İlk kez o seçimlerde genç bir bilim adamı ortaya çıktı ve 2 milyon seçmenin eğilimini yansıtan Literary Digest dergisine karşı halkın ortalama temsilini ortaya koyacak bir kaç bin kişiyle yapılacak örnekleme yöntemli anketin daha sağlıklı sonuç vereceğini öne sürdü.
Genç adamın adı George Gallup idi ve 2 milyonluk dev araştırmaya karşı örnekleme yoluyla belirlediği ortalama 2 bin Amerikalıyla yaptığı ankete dayanarak seçimleri Demokrat Roosevelt' in kazanacağını iddia etti.
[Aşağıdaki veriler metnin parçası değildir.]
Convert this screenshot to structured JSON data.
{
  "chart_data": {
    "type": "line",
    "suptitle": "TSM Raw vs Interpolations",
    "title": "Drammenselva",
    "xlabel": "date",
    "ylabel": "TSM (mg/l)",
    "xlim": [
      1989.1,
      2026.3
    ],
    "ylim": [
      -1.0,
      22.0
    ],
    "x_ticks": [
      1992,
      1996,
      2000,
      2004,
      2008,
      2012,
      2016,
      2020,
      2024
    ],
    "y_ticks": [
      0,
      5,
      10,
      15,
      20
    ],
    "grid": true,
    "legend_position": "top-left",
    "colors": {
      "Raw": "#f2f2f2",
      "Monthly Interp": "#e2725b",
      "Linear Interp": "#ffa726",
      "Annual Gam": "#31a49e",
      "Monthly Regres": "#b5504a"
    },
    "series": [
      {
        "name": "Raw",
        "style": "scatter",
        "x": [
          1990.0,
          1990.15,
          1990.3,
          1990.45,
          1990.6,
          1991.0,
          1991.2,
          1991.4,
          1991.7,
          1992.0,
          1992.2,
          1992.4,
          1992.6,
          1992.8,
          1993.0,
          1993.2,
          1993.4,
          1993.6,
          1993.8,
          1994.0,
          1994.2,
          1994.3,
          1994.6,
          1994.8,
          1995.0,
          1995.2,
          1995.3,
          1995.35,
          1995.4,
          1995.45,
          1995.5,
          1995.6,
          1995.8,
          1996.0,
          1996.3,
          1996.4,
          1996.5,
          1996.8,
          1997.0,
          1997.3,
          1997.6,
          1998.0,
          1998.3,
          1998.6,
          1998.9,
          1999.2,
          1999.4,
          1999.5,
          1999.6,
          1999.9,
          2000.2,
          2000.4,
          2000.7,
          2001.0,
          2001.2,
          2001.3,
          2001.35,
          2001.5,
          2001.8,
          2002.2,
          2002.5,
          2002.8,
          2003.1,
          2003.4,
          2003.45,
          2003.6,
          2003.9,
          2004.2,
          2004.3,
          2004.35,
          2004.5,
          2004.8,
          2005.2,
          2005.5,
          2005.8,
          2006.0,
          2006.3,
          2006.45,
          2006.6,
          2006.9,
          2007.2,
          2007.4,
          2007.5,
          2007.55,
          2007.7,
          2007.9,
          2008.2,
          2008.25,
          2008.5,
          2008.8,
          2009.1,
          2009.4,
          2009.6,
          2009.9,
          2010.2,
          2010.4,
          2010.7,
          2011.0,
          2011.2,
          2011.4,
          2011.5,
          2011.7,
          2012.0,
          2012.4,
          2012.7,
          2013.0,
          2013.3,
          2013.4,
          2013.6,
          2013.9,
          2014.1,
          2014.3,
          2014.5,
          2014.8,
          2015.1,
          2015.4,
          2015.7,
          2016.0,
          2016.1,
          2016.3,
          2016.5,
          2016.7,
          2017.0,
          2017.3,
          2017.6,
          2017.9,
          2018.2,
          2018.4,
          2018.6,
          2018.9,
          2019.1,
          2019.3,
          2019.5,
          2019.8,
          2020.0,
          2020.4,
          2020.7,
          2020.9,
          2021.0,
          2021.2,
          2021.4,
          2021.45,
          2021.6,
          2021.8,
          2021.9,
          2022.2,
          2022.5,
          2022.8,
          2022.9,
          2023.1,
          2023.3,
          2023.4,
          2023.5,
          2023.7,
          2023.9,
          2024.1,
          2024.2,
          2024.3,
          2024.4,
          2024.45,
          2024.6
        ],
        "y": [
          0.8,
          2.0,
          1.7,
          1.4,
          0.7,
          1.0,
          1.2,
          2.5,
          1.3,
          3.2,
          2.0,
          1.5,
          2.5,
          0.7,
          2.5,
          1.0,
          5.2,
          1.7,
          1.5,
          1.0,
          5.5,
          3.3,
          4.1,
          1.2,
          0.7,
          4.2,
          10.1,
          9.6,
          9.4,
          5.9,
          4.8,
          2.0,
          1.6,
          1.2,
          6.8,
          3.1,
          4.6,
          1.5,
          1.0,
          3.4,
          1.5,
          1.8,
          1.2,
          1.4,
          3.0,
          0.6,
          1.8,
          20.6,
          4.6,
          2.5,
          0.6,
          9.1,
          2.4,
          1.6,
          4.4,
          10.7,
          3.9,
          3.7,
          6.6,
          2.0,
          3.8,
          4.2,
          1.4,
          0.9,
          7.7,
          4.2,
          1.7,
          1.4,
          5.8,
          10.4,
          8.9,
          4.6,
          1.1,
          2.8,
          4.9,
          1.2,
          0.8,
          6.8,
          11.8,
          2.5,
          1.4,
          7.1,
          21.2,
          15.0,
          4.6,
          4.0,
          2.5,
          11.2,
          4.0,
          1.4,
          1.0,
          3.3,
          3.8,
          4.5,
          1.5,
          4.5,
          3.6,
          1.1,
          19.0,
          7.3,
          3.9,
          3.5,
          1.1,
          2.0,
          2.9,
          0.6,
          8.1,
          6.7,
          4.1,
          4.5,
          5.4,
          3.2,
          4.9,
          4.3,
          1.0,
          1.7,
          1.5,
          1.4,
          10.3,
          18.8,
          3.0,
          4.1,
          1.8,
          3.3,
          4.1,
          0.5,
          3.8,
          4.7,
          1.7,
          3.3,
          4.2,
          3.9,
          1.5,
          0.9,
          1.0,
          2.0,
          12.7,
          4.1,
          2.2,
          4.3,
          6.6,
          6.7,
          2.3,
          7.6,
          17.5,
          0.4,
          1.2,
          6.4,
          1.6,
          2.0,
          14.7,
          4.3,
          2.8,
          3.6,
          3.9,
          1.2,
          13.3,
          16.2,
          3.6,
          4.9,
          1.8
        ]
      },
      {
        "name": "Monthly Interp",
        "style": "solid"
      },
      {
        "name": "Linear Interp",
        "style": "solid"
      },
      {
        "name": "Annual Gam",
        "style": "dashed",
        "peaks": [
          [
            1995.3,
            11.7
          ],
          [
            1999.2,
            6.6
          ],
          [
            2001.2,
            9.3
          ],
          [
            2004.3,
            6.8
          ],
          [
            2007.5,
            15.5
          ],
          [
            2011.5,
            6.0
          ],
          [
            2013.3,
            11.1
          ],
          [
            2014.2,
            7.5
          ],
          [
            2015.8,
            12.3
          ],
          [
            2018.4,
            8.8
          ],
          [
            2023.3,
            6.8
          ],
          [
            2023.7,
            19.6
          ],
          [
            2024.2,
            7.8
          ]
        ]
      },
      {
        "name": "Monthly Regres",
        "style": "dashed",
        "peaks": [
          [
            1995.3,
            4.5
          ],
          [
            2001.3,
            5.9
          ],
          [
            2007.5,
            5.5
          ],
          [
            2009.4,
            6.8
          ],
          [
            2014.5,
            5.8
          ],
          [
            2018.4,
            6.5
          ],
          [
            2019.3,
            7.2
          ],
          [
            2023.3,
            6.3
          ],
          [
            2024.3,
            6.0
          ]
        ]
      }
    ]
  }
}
Uzmanlar ve medya hayli uçuk iddiayla dalgasını geçti ama sonuçlar açıklandığında herkes şaşkınlık içindeydi. Yılların anket kurdu derginin 2 milyon denekle gerçekleştirdiği anket %19 oranında sapma göstermiş, buna karşın Gallup' un Roosevelt tahmini %6 sapmayla gerçek olmuştu.
Peki nasıl olmuştu da 2 milyon seçmenle değil de 2 bin kişiyle yapılan anket sonuçlara daha yakın çıkmıştı?
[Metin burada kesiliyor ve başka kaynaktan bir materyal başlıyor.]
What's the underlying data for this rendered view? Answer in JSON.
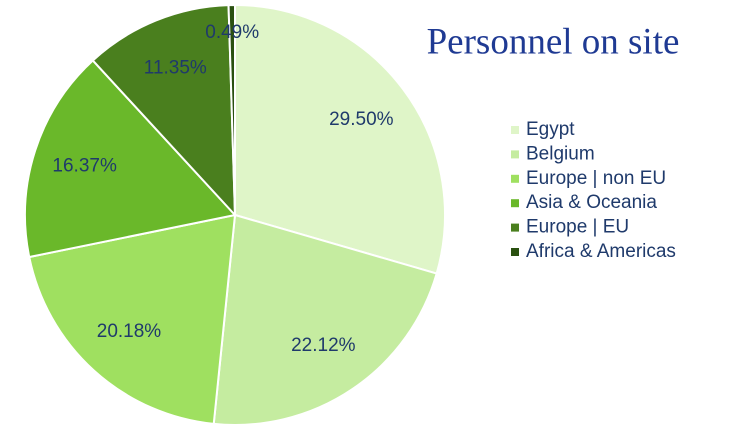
{
  "chart_data": {
    "type": "pie",
    "title": "Personnel on site",
    "categories": [
      "Egypt",
      "Belgium",
      "Europe | non EU",
      "Asia & Oceania",
      "Europe | EU",
      "Africa & Americas"
    ],
    "values": [
      29.5,
      22.12,
      20.18,
      16.37,
      11.35,
      0.49
    ],
    "value_labels": [
      "29.50%",
      "22.12%",
      "20.18%",
      "16.37%",
      "11.35%",
      "0.49%"
    ],
    "colors": [
      "#dff5c8",
      "#c5eca0",
      "#9fe060",
      "#6ab82a",
      "#4a7f1e",
      "#2a5010"
    ],
    "legend": "right"
  }
}
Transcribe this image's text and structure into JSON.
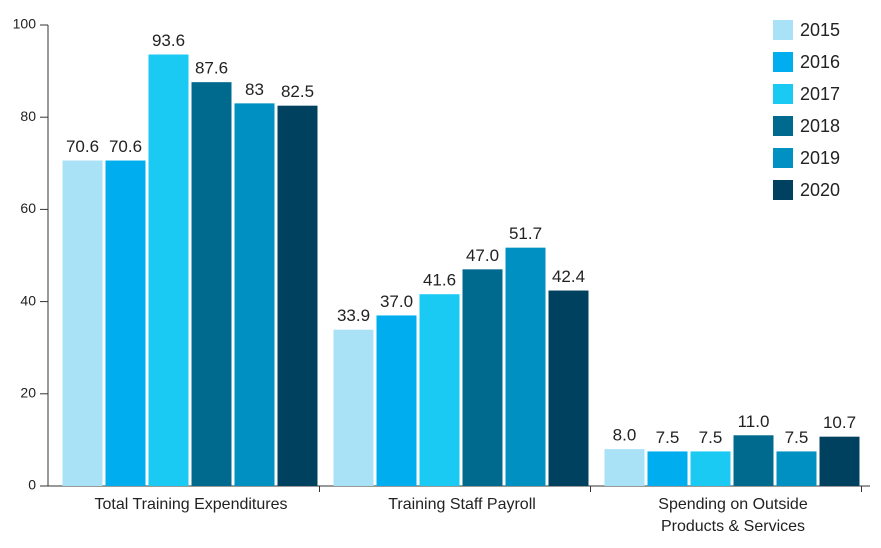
{
  "chart_data": {
    "type": "bar",
    "categories": [
      "Total Training Expenditures",
      "Training Staff Payroll",
      "Spending on Outside Products & Services"
    ],
    "series": [
      {
        "name": "2015",
        "color": "#a9e1f7",
        "values": [
          70.6,
          33.9,
          8.0
        ],
        "value_labels": [
          "70.6",
          "33.9",
          "8.0"
        ]
      },
      {
        "name": "2016",
        "color": "#00aeef",
        "values": [
          70.6,
          37.0,
          7.5
        ],
        "value_labels": [
          "70.6",
          "37.0",
          "7.5"
        ]
      },
      {
        "name": "2017",
        "color": "#1bcaf3",
        "values": [
          93.6,
          41.6,
          7.5
        ],
        "value_labels": [
          "93.6",
          "41.6",
          "7.5"
        ]
      },
      {
        "name": "2018",
        "color": "#006a8e",
        "values": [
          87.6,
          47.0,
          11.0
        ],
        "value_labels": [
          "87.6",
          "47.0",
          "11.0"
        ]
      },
      {
        "name": "2019",
        "color": "#0090c2",
        "values": [
          83,
          51.7,
          7.5
        ],
        "value_labels": [
          "83",
          "51.7",
          "7.5"
        ]
      },
      {
        "name": "2020",
        "color": "#00415f",
        "values": [
          82.5,
          42.4,
          10.7
        ],
        "value_labels": [
          "82.5",
          "42.4",
          "10.7"
        ]
      }
    ],
    "ylim": [
      0,
      100
    ],
    "yticks": [
      0,
      20,
      40,
      60,
      80,
      100
    ],
    "grid": false,
    "legend": "upper right"
  }
}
Olan şuydu: Literary Digest 2 milyonu cevaplandırılan 10 milyon formu postayla göndereceği isimleri telefon rehberi ve ehliyet sahibi sürücüler arasından belirlemişti. O günlerde ise telefon ve araba sahibi olmak daha zengin ve seçkin zümrenin inhisarındaydı. O zenginler ise kendilerinden alıp sosyal devlet adına fakir ve dar gelirlilere aktaran Demokrat Roosevelt yerine Cumhuriyetçi Landon' u destekliyordu. Gallup ise yaş, eğitim, cinsiyet gibi özellikleri göz önüne alan ortalama bir Amerikalı seçmen profili çıkarmış ve o ortalamaya ulaşarak araştırmaları kökten değiştiren yöntemi insanlığa kazandırmıştı.
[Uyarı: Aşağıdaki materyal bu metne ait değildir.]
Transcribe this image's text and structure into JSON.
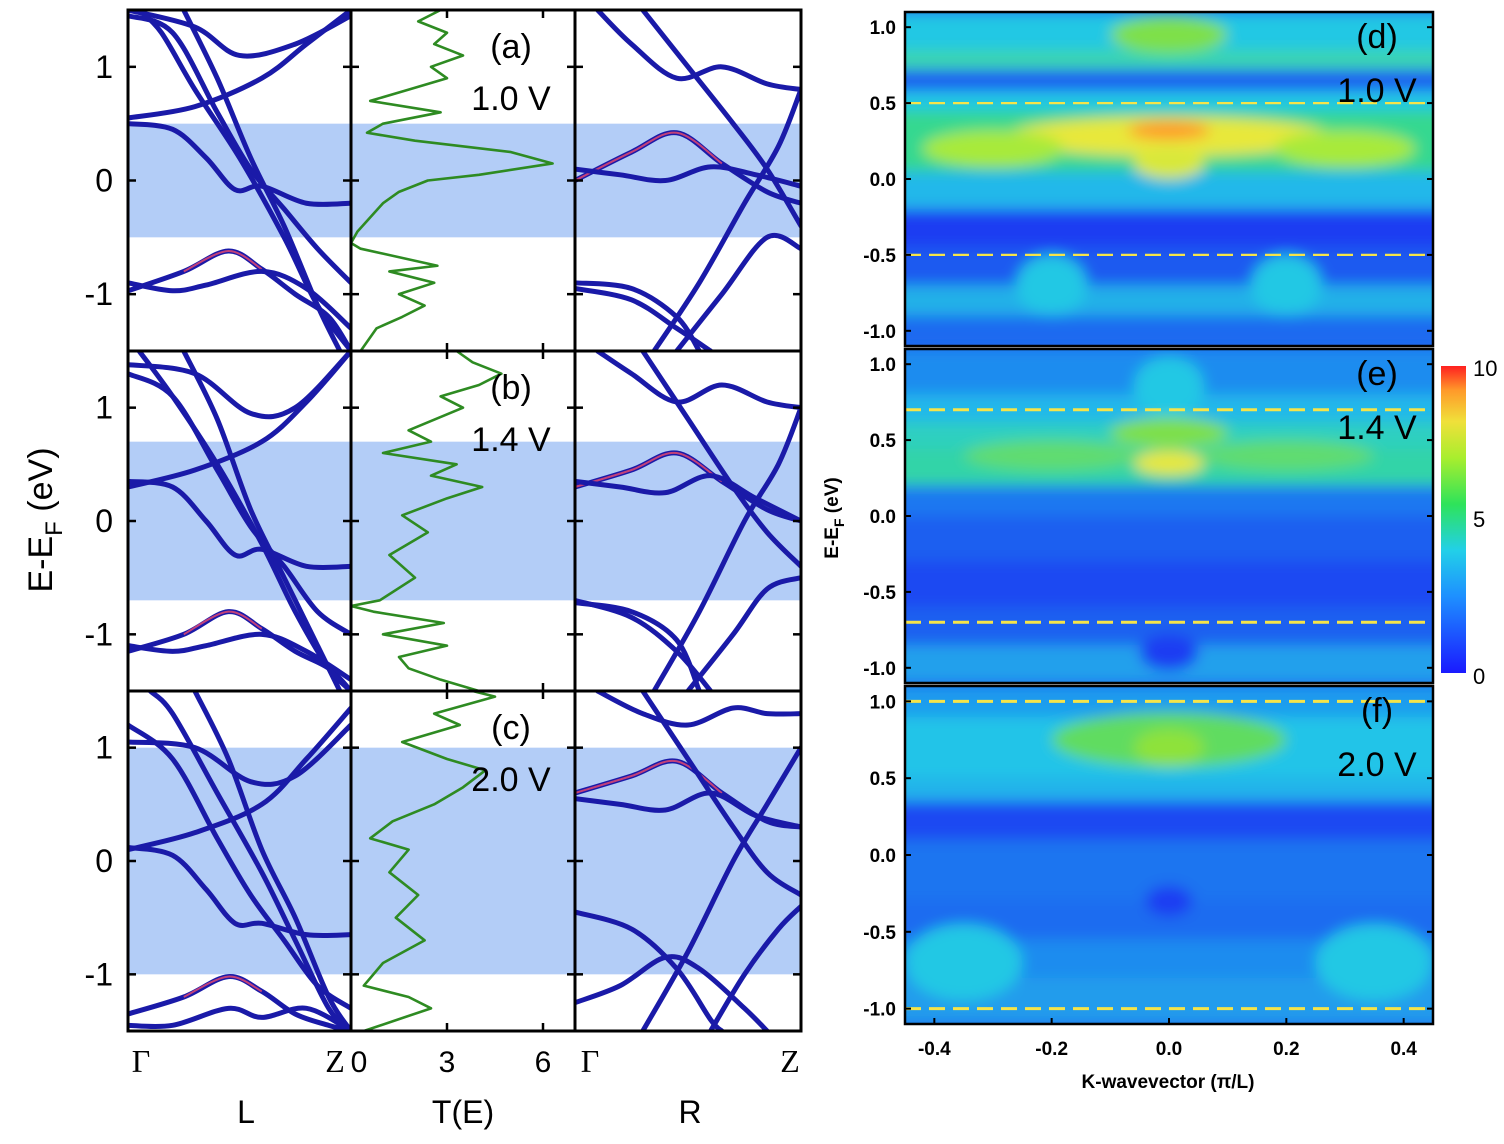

1936' ların önemli tartışmasını ve Gallup' u gündeme getirmeme sebep yerel seçimler öncesinde görmeye başladığımız ve bundan sonra daha sık karşılaşacağımız anketler...
Kimisi internet sitesine koyduğu bir kaç isimden hangisinin daha fazla tıklandığına bakıp sonuca varıyor, kimisi dost meclisinde nabız tutarak...
Oysa anket dediğiniz, eğer gerçekten sağlıklı sonuca ulaşmak gibi bir derdiniz varsa hayli ciddi bir o kadar da bilimsel verilerle hareket etmenizi gerektiren bir iş...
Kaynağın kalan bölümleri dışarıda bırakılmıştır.